NASHVILLE, Tenn. (WTVF) — On a crisp September morning, hundreds were present in downtown Nashville, but their minds were marching to the past.
"Just to remember," said Tim Hayes, who stood on the sidewalk as a procession honoring 9/11 walked down Third Avenue. "We had a son in the Army at the time and once you got past the horror of everything going on, you thought -- oh now he’s going to war."
Nashville firefighters, police officers, elected officials and everyday neighbors walked in lockstep -- starting just beyond the Christmas Day bomb site on Second Avenue, around to Third Ave and ending at the Schermerhorn Symphony Center -- all to retrace the steps of September 11, 2001.
"It’s not color, creed, political party or anything, you just get together and help each other," said Hayes.
Twenty years later, time has marched on but the pain still lingers. "In the days after September the 11th, we were left to console the inconsolable, to explain the unexplainable, to make sense out of the senselessness, and even today we strive to find hope in moments of hopelessness," said Tim Holmes, Nashville Fire's district chief.
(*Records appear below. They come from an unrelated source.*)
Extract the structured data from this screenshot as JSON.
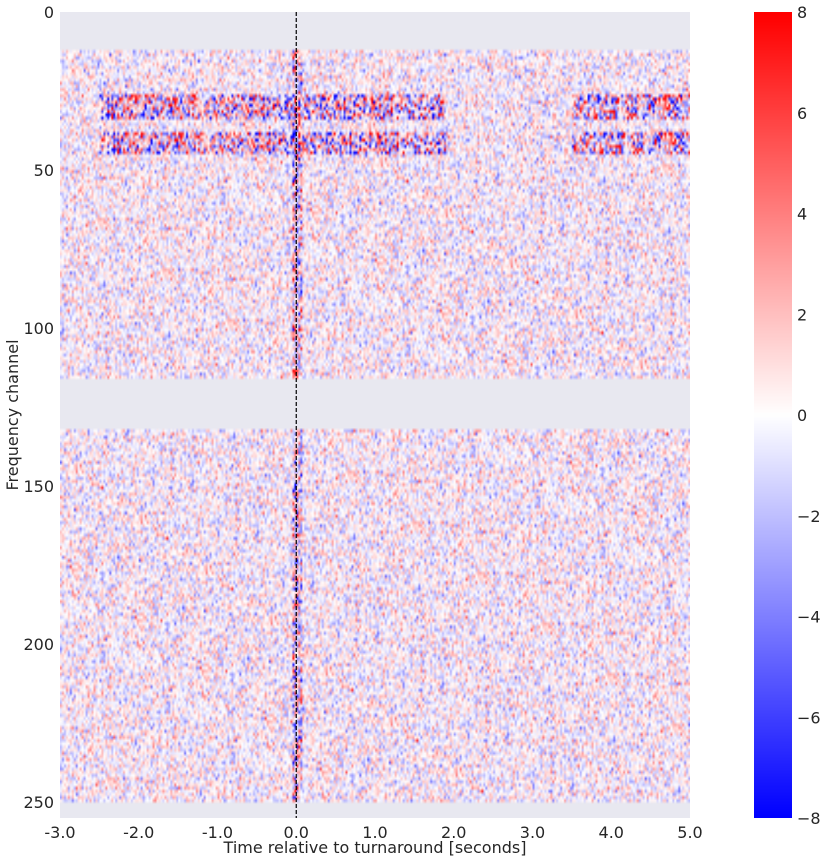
{
  "chart_data": {
    "type": "heatmap",
    "title": "",
    "xlabel": "Time relative to turnaround [seconds]",
    "ylabel": "Frequency channel",
    "xlim": [
      -3.0,
      5.0
    ],
    "ylim": [
      255,
      0
    ],
    "x_ticks": [
      -3.0,
      -2.0,
      -1.0,
      0.0,
      1.0,
      2.0,
      3.0,
      4.0,
      5.0
    ],
    "x_tick_labels": [
      "-3.0",
      "-2.0",
      "-1.0",
      "0.0",
      "1.0",
      "2.0",
      "3.0",
      "4.0",
      "5.0"
    ],
    "y_ticks": [
      0,
      50,
      100,
      150,
      200,
      250
    ],
    "y_tick_labels": [
      "0",
      "50",
      "100",
      "150",
      "200",
      "250"
    ],
    "turnaround_marker": {
      "x": 0.0,
      "style": "dashed",
      "color": "#000000"
    },
    "masked_channel_ranges": [
      [
        0,
        11
      ],
      [
        116,
        131
      ],
      [
        250,
        255
      ]
    ],
    "bright_channel_ranges": [
      {
        "channels": [
          26,
          33
        ],
        "x_range": [
          -2.5,
          1.9
        ],
        "x_range_2": [
          3.5,
          5.0
        ]
      },
      {
        "channels": [
          38,
          44
        ],
        "x_range": [
          -2.5,
          1.9
        ],
        "x_range_2": [
          3.5,
          5.0
        ]
      }
    ],
    "colorbar": {
      "cmap": "bwr",
      "vmin": -8,
      "vmax": 8,
      "ticks": [
        -8,
        -6,
        -4,
        -2,
        0,
        2,
        4,
        6,
        8
      ],
      "tick_labels": [
        "−8",
        "−6",
        "−4",
        "−2",
        "0",
        "2",
        "4",
        "6",
        "8"
      ]
    },
    "colors": {
      "masked": "#e8e8f0",
      "axes_bg": "#eaeaf2",
      "negative": "#0000ff",
      "positive": "#ff0000",
      "zero": "#ffffff"
    }
  }
}
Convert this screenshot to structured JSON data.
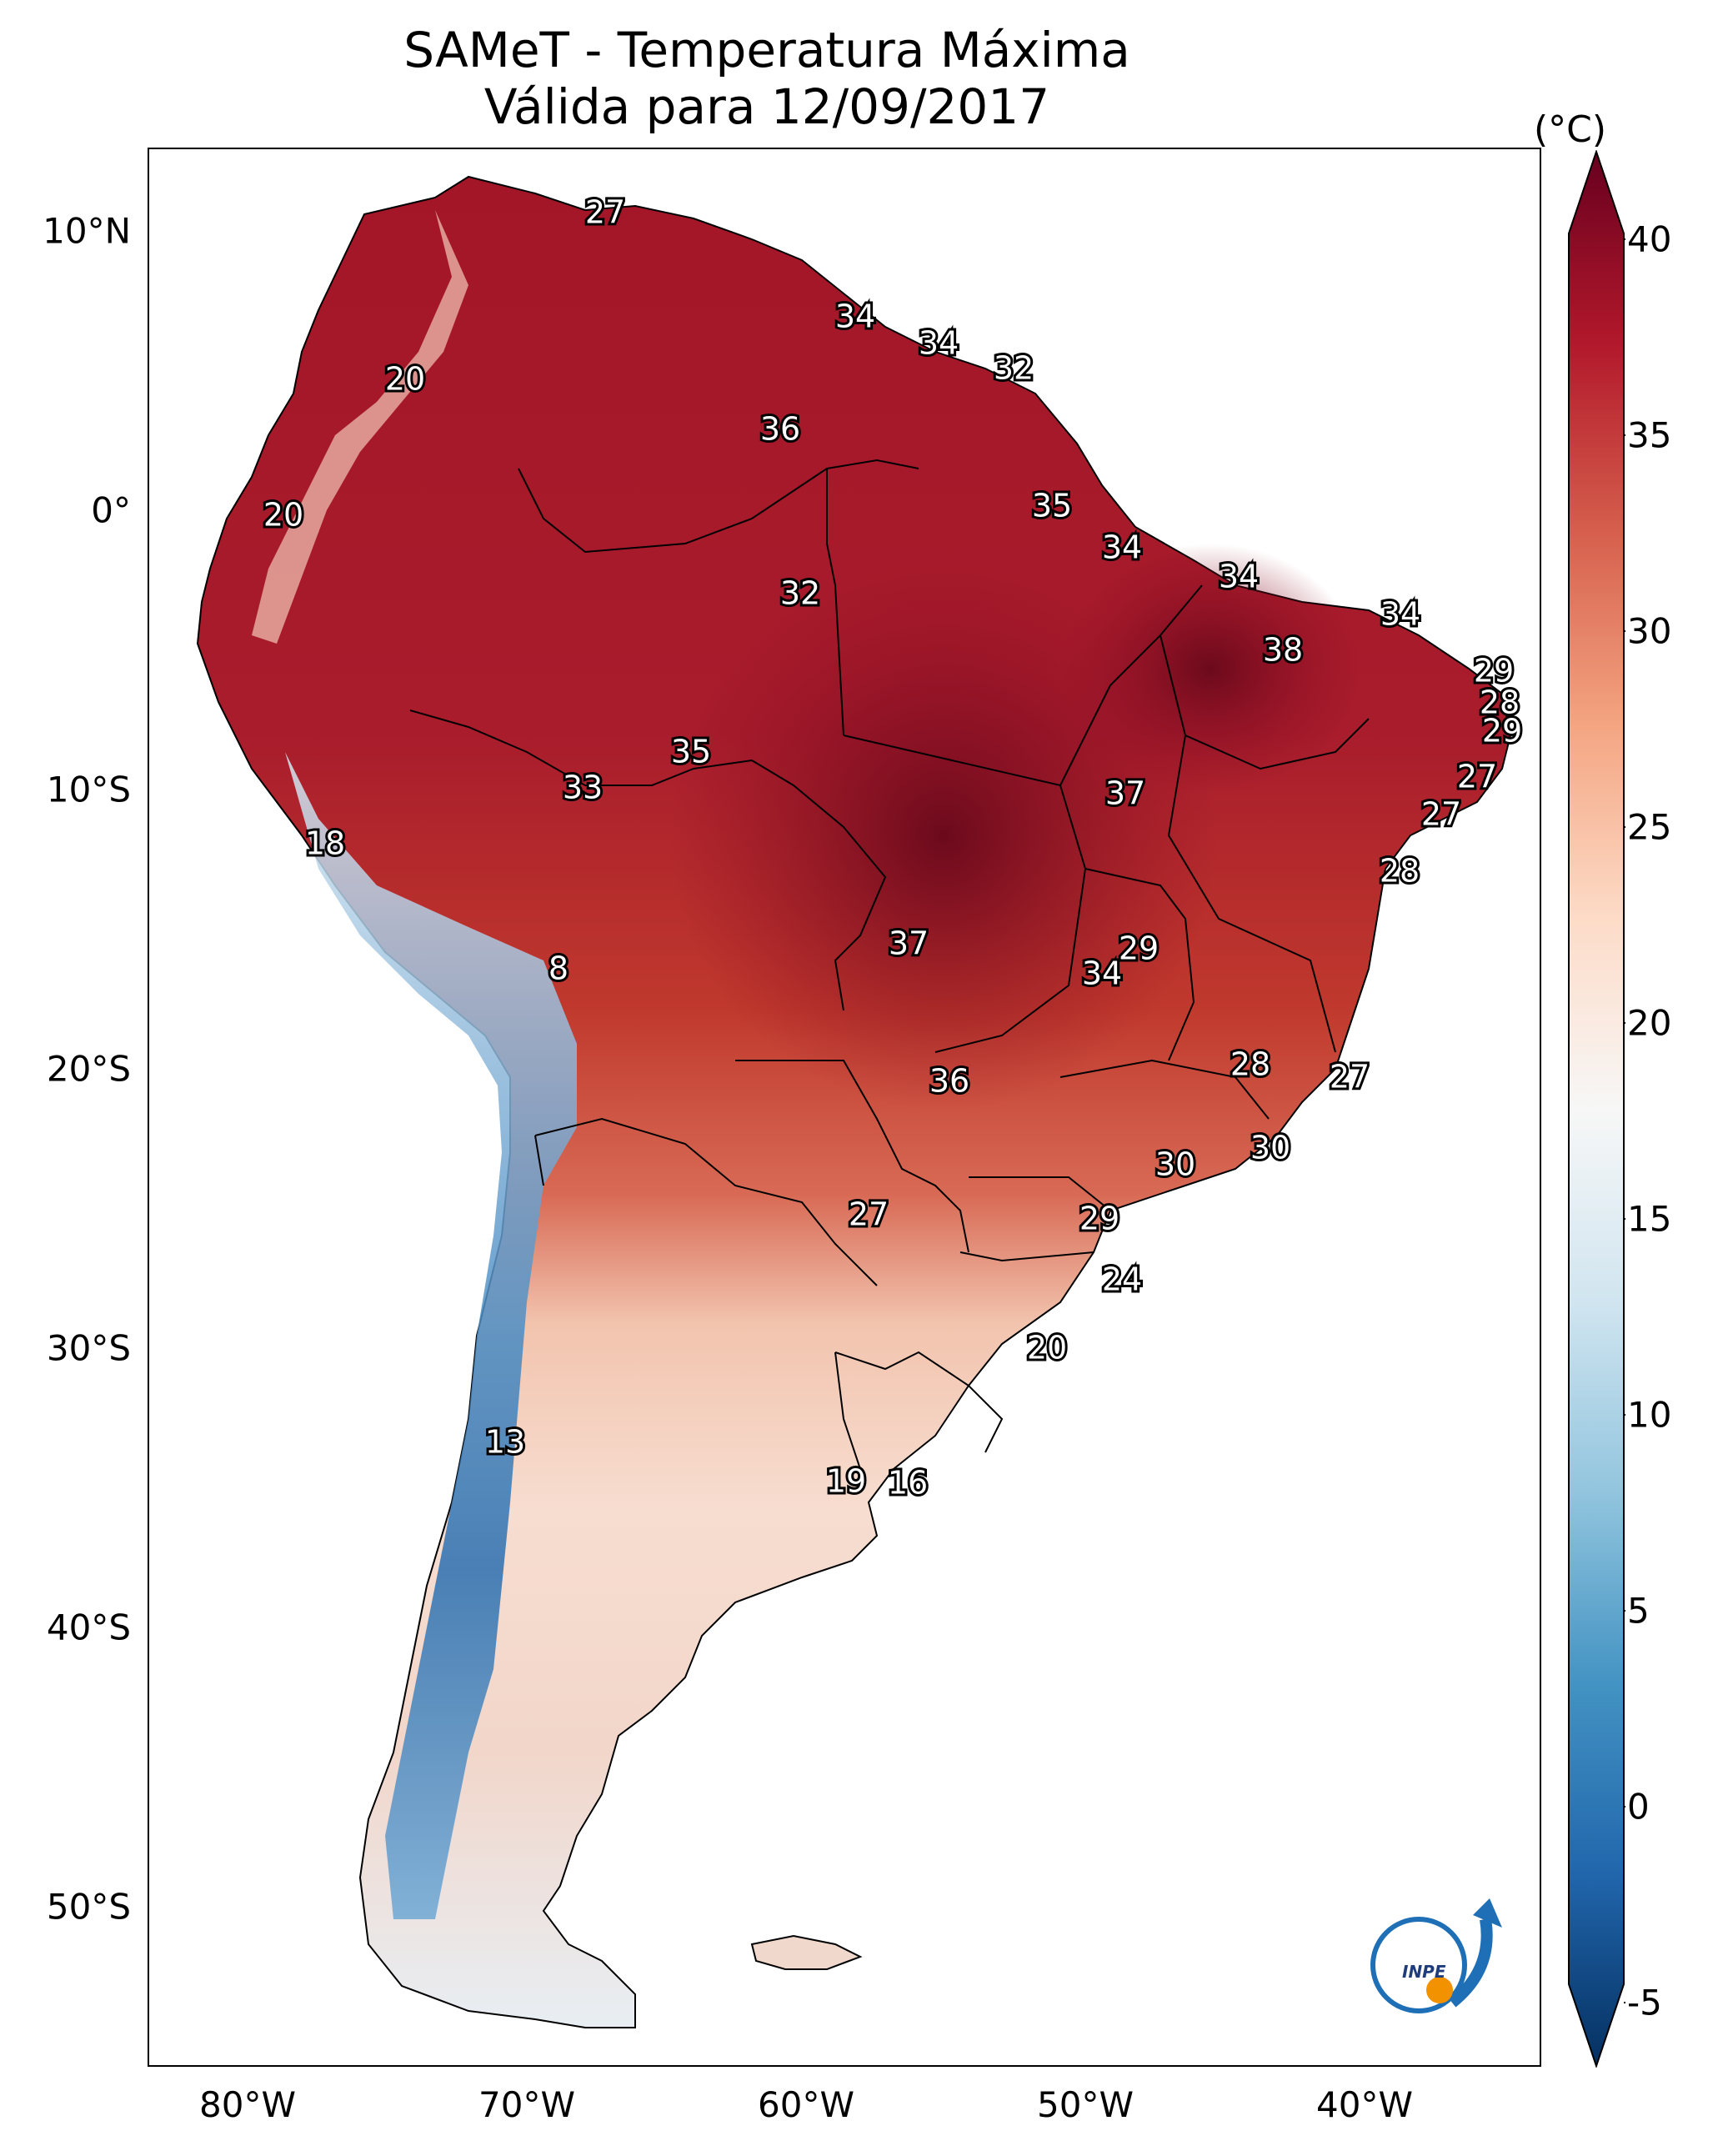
{
  "title": {
    "line1": "SAMeT - Temperatura Máxima",
    "line2": "Válida para 12/09/2017"
  },
  "colorbar": {
    "unit": "(°C)",
    "ticks": [
      "40",
      "35",
      "30",
      "25",
      "20",
      "15",
      "10",
      "5",
      "0",
      "-5"
    ],
    "colors": [
      "#053061",
      "#2166ac",
      "#4393c3",
      "#92c5de",
      "#d1e5f0",
      "#f7f7f7",
      "#fddbc7",
      "#f4a582",
      "#d6604d",
      "#b2182b",
      "#67001f"
    ]
  },
  "axes": {
    "lat_labels": [
      "10°N",
      "0°",
      "10°S",
      "20°S",
      "30°S",
      "40°S",
      "50°S"
    ],
    "lon_labels": [
      "80°W",
      "70°W",
      "60°W",
      "50°W",
      "40°W"
    ]
  },
  "map_labels": [
    "27",
    "20",
    "34",
    "34",
    "32",
    "36",
    "20",
    "35",
    "34",
    "32",
    "34",
    "34",
    "38",
    "29",
    "28",
    "29",
    "35",
    "33",
    "27",
    "37",
    "18",
    "27",
    "28",
    "37",
    "29",
    "34",
    "8",
    "28",
    "27",
    "36",
    "30",
    "30",
    "27",
    "29",
    "24",
    "20",
    "13",
    "19",
    "16"
  ],
  "logo": {
    "text": "INPE"
  },
  "colors": {
    "hot": "#9e0d26",
    "cold": "#2166ac",
    "border": "#000000"
  }
}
Metro Police Chief John Drake reflected on how many first responders made the ultimate sacrifice to rescue others who needed help. "Let us always remember the 60 police officers, the 343 firefighters, the eight EMTs and the one fire patrolmen who gave their lives in service to others that day," said Drake.
While Nashville is hundreds of miles from where terror struck, there's an unmistakable feeling it could have been our firemen, our police officers, if Nashville had been next. "The same awesome dedicated public servants are here in Nashville keeping us safe. And when Nashville needs you, you show up and you are keeping us safe," said Nashville Mayor John Cooper.
The hope of this ceremony, and others like it across the country, is that, as we march our minds back to the emotions of 9/11, we never forget the sacrifices. "As people ran out of those buildings scared for their lives, the first responders charged in," said James Smallwood, president of the Nashville Fraternal Order of Police.
"To the families of those who perished, the loss you have endured drives us in our mission, today and every day," said Nashville Fire Chief William Swan.
But organizers also hope we remember how the moment brought us all together. "The attacks of September 11 were intended to break our spirits, instead, we have emerged stronger and more united," said Chief Swan.